Todas as pessoas da ilha da Boa Vista que têm uma casa na orla marítima, algumas construídas há mais de 100 anos, estão a ser confrontadas com a impossibilidade de transaccionarem as suas casas, com o argumento de que se trata de imóveis dentro da orla marítima. 
Não sei donde veio esta ordem, mas, para mim, trata-se de pura ignorância ignorância ou de mais uma brutalidade jurídica para prejudicar os cidadãos. Na verdade, quanto seja do meu conhecimento, nenhuma norma legal cria este obstáculo e ainda que ela existisse seria pura e simplesmente inconstitucional, por violação do direito à propriedade que envolve direitos menores de usar, fruir e dispor (jus utendi, fruendi e abutendi). 
De tempo a tempos por mera instrução administrativa aparecem alguns a dar ordens ilegais que privam ou limitam os cidadãos nos seus direitos. No passado por mera instrução administrativa muitos cidadãos não conseguiram legalizar suas propriedades porque pura e simplesmente foram suspensas as justificações notariais! Puro abuso de autoridade destinado a privar os cidadãos dos seus direitos. A lei prevê que quem tem uma propriedade e não tenha um título tem o direito de recorrer aos notários ou aos tribunais para suprir a falta de título. O Estado recorre a esta prerrogativa todos os dias - basta consultar os jornais - porque nem o Estado registou as suas propriedades, mormente os particulares, especialmente os pobres! Mas o Estado facilita a sua vida fazendo-o administrativamente e por meios próprios, mas dificulta a vida dos cidadãos criando obstáculos ilegais para regularizarem as suas propriedades possuídas há largos anos. 
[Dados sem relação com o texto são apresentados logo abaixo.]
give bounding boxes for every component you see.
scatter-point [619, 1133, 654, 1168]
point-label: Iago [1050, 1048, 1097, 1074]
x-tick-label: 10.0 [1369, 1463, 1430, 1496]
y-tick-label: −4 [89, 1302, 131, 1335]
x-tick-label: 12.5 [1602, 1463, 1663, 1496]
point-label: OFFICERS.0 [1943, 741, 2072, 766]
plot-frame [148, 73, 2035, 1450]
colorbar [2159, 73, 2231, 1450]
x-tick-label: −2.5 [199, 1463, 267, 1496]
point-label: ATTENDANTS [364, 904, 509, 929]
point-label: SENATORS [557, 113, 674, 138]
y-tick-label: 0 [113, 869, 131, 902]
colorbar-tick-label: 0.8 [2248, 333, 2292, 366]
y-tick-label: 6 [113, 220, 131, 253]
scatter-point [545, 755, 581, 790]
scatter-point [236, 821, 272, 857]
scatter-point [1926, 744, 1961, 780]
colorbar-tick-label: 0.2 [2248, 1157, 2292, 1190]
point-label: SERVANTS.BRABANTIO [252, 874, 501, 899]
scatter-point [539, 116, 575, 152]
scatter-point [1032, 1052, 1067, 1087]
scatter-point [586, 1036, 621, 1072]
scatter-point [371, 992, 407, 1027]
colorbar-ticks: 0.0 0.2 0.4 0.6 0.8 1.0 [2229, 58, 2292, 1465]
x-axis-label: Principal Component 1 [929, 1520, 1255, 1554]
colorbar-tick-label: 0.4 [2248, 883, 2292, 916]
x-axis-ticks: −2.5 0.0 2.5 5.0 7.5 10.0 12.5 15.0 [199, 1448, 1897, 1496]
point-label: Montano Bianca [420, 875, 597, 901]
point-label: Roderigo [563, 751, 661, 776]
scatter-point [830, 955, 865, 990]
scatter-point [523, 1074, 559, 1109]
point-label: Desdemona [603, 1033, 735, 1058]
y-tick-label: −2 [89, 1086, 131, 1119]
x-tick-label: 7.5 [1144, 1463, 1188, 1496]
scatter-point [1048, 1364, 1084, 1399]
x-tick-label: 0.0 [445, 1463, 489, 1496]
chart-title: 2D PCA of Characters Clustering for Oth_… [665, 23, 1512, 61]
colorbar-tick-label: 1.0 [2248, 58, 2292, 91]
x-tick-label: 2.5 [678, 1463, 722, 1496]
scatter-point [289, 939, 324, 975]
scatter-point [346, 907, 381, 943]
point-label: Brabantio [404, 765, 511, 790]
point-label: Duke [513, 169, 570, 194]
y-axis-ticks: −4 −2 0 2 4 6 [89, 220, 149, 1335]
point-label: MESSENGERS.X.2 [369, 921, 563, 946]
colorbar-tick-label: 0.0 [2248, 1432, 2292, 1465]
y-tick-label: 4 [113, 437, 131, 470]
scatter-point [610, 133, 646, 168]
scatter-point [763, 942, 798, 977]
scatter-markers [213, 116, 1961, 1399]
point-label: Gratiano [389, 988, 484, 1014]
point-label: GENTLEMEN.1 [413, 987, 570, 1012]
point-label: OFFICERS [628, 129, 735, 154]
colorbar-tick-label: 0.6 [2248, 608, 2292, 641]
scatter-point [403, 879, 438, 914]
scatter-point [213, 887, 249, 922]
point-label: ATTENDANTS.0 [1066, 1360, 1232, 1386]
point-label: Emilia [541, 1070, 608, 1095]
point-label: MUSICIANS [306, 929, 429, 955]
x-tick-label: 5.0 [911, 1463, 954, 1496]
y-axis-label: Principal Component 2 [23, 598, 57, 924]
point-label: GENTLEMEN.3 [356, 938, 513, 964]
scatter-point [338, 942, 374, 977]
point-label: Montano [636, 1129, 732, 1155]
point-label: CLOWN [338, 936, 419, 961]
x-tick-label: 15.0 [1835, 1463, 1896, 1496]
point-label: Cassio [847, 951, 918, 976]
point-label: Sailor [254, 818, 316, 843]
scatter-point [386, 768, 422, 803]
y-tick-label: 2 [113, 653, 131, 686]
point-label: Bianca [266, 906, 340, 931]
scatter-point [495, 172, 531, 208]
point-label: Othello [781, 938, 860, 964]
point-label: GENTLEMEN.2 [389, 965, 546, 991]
Hoje parece que este obstáculo se encontra ultrapassado. Agora aparece outro: quem tem imóveis na orla marítima não pode transaccionar o seu imóvel! 
Com base em que lei? - pergunto eu! 
Estão a querer dizer que o Estado permite a construção na orla marítima, permite durante largos anos a transacção de imóveis na orla marítima; recebe impostos todos os anos pelas construções e transacções de imóveis na orla marítima; permite às pessoas actuarem como proprietárias de terrenos e casas na orla marítima durante anos sucessivos, durante gerações sucessivas... e agora vem invocar que o terreno é do domínio público e não pode ser transaccionado? 
Isso só pode ser brincadeira! E revela grave falta de conhecimento do estatuto da orla marítima em Cabo Verde.

A questão é complexa e aqui não é lugar próprio para dissecar completamente o assunto. Olhemos apenas para a cidade da Praia e vejamos quantas propriedades se encontram dentro da orla marítima. Porém, uma coisa é certa: se a propriedade na orla marítima contiver alguma limitação juridicamente válida, quem adquire a propriedade adquire-a com todas as limitações inerentes! Ou seja, tudo quanto onera o actual proprietário vendedor passa a onerar o futuro proprietário comprador e a mesma protecção que tem hoje o domínio público perante o actual proprietário mantém-se perante os proprietários futuros. Portanto, salvo o devido respeito ou é ignorância ou é má-fé não permitir que os proprietários actuais realizem a transacção da suas propriedades.

Aproveito para informar que não sou advogado de nenhuma dessas pessoas constrangidas nos seus direitos. Este manifesto decorre apenas do facto de que não podemos continuar a criar entraves desnecessários aos cidadãos na realização dos seus interesses. Daí a chamada de atenção para quem de direito.